Location
- 1406 County Road 3300 Lubbock, Texas 79403-9643 United States 33°34′58″N 101°40′33″W﻿ / ﻿33.5827°N 101.6757°W

Information
- Type: Public high school
- Motto: Where Great Minds Soar!
- School district: Roosevelt Independent School District
- NCES School ID: 483780004233
- Principal: Tim crane
- Teaching staff: 37.21 (on an FTE basis)
- Grades: 9–12
- Enrollment: 332 (2024–2025)
- Student to teacher ratio: 8.92
- Colors: Maroon and White
- Athletics conference: UIL Class 3A
- Mascot: Eagle
- Website: hs.risdtx.us

= Roosevelt High School (Lubbock County, Texas) =

Roosevelt High School is a public high school in unincorporated Lubbock County, Texas, United States, with a Lubbock postal address.
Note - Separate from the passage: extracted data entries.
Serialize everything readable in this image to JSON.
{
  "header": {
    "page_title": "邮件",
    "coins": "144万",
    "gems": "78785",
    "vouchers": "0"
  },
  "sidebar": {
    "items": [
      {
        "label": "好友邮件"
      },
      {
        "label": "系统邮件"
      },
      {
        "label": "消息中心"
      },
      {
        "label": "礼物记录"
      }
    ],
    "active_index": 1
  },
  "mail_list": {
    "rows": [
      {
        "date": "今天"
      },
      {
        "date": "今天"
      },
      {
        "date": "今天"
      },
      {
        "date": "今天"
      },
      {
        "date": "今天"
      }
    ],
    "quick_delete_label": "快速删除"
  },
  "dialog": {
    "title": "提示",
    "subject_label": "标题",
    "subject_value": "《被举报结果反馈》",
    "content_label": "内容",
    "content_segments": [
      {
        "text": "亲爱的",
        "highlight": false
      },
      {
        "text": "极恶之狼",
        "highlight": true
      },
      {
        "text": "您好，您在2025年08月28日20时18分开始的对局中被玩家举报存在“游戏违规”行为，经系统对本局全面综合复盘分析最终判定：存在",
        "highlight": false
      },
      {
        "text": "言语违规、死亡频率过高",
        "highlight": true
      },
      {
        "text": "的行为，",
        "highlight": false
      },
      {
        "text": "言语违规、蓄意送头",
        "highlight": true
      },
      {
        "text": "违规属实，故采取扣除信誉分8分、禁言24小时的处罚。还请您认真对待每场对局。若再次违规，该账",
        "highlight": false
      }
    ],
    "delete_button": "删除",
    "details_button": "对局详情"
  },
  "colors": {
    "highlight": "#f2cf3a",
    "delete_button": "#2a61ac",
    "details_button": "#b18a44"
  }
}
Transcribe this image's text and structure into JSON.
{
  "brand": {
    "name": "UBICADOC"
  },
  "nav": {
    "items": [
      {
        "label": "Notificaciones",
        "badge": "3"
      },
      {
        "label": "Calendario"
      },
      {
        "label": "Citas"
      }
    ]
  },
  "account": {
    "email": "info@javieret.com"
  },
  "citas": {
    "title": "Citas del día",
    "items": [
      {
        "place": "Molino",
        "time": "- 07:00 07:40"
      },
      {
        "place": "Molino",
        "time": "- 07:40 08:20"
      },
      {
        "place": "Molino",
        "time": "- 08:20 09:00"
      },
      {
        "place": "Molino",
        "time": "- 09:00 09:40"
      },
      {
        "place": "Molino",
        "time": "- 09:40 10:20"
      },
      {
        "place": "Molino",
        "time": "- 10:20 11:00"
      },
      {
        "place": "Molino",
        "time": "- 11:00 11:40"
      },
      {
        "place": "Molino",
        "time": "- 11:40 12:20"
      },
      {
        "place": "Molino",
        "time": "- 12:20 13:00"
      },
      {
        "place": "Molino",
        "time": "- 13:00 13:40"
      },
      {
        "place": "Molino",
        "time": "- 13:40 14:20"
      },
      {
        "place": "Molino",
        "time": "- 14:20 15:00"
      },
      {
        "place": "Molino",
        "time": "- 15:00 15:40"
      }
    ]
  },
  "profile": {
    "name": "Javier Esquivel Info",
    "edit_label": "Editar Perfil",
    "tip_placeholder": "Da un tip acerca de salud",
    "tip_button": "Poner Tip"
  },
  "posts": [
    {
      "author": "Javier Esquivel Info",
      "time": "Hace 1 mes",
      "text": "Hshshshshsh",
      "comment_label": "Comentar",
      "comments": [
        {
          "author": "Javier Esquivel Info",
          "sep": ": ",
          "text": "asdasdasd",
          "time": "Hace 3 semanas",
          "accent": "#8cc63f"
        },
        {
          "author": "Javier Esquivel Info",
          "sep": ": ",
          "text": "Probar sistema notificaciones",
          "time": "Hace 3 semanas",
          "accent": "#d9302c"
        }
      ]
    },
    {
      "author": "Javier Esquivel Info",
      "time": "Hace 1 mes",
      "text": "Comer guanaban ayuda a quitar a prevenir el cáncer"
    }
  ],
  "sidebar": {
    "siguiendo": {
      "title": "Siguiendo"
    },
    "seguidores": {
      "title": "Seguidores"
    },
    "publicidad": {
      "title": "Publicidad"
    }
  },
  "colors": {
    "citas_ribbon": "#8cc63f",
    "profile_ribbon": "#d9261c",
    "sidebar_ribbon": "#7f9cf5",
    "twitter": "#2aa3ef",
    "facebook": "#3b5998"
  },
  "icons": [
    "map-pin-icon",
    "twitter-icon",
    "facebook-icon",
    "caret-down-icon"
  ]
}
It is part of the Roosevelt Independent School District and classified as a 3A school by the University Interscholastic League. In 2015, the school was rated "Met Standard" by the Texas Education Agency.

== Athletics ==
The Roosevelt Eagles compete in cross country, football, basketball, powerlifting, golf, tennis, track, baseball, and softball.